Yes, he says has been more motivated this year. He is also using a certain new stab set up that you and many others are so fond of. I wish I was in a situation where I could give them a try. See you guys here in London!!! (ASA)


----------



## BigEves34 (May 9, 2007)

Seriously... how are those pros so good? 

Levi shot 30 x's out of 40 possible targets!!! Holy CRAP!!! Only shot 1 eight as well!!! 

Dan shot 26 x's of 40 targets, only shot 2 eights!!!! 

I mean just look at this line here:
11 ADAM HAYDEN STANTON, KY 416 20 $0

Adam Stanton shot x's on HALF of the possible targets -- and only shot 2 eights..... AND DIDN'T EVEN MAKE THE TOP 10!!

Man, these guys are good.... my hats off to you fellas. Impressive doesn't even begin to describe it.


----------



## dw'struth (Mar 14, 2008)

I know what you are sayin.
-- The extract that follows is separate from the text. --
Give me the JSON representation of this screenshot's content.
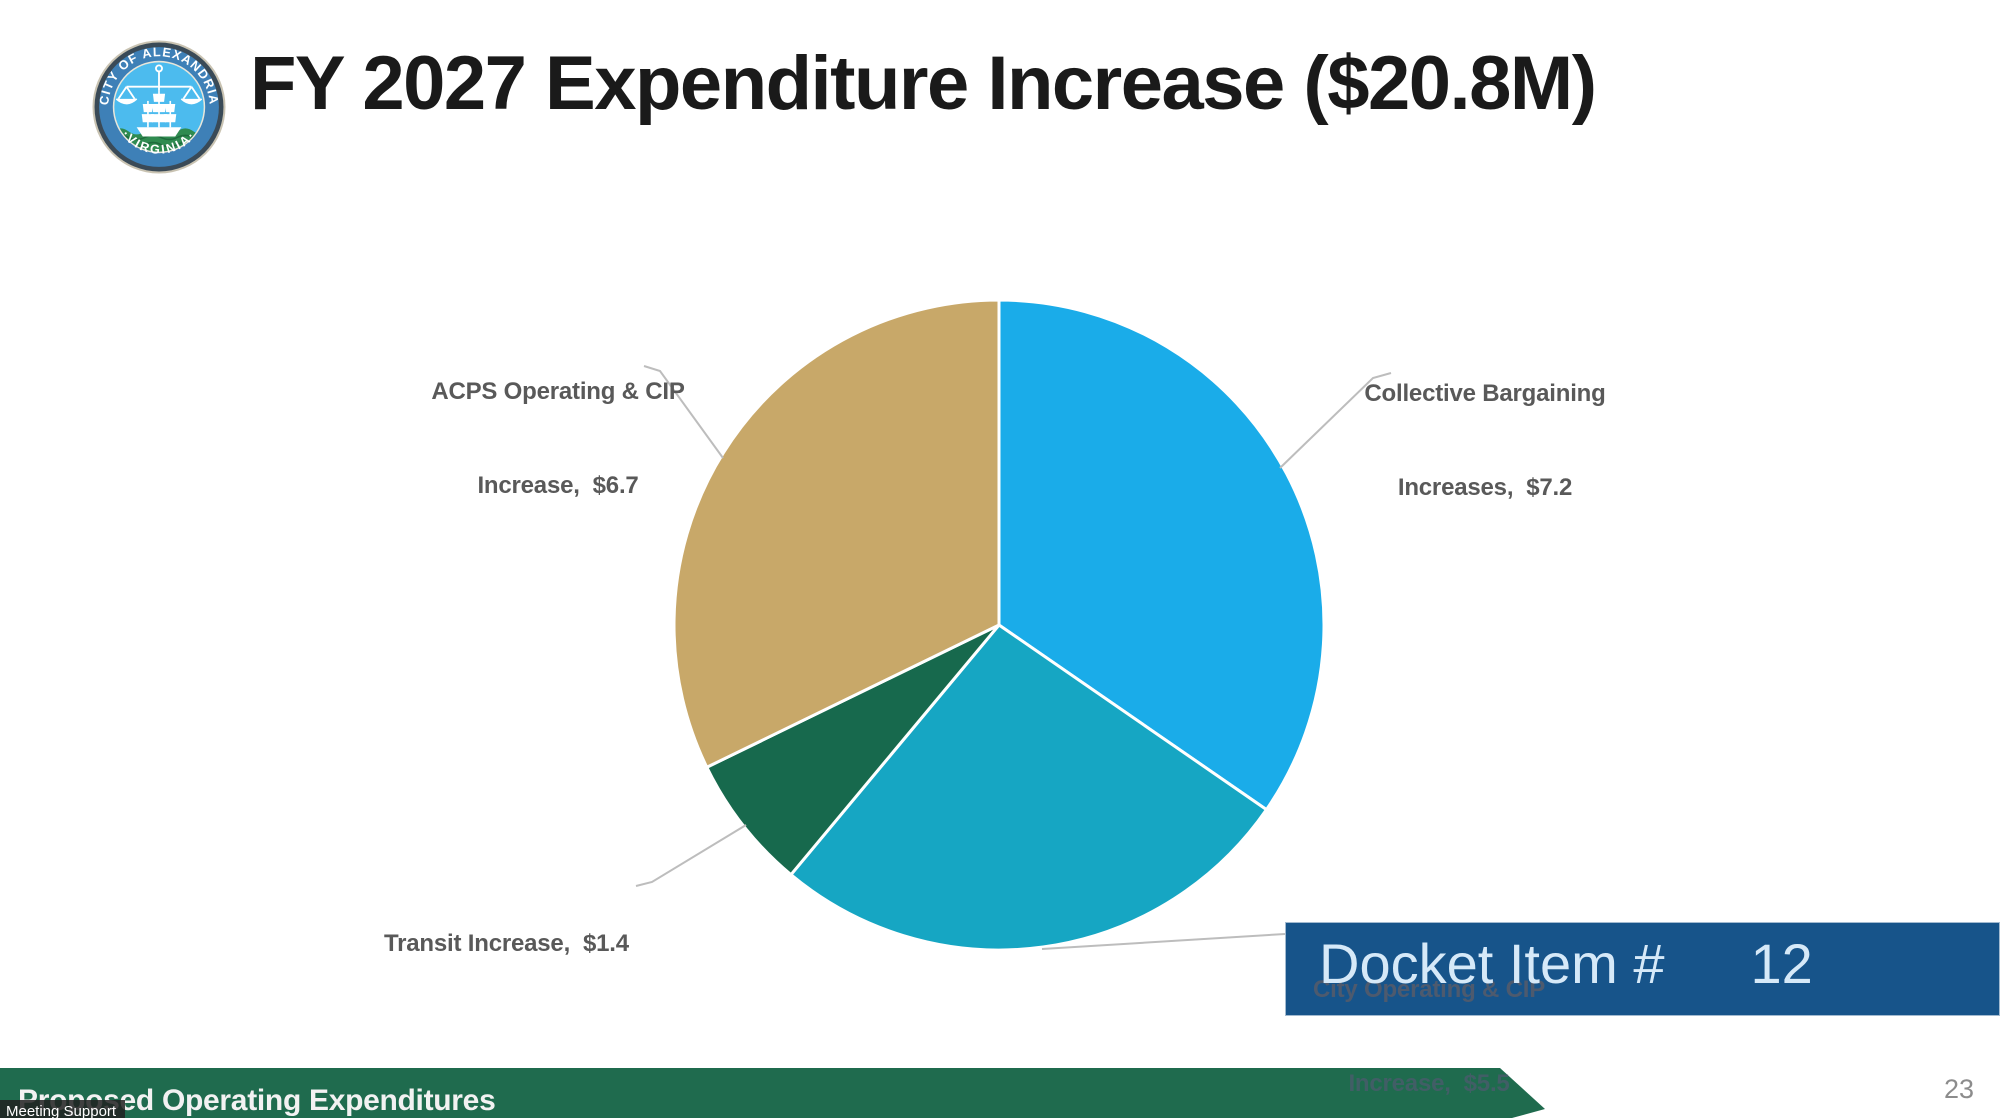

I would like to be able to play the game that they do. So, is Dan Mcarthy back in now? I thought he was taking some time off. Will he be shooting in London, KY I wonder?


----------



## Wes_C7 (Feb 24, 2010)

Those scores are just crazy


----------



## BigBucks125 (Jun 22, 2006)

dw'struth said:


> I know what you are sayin. I would like to be able to play the game that they do. So, is Dan Mcarthy back in now? I thought he was taking some time off. Will he be shooting in London, KY I wonder?


word is he's shooting the rest of the shoots this year.


----------



## dw'struth (Mar 14, 2008)

Cool, I like "Big Dan".


----------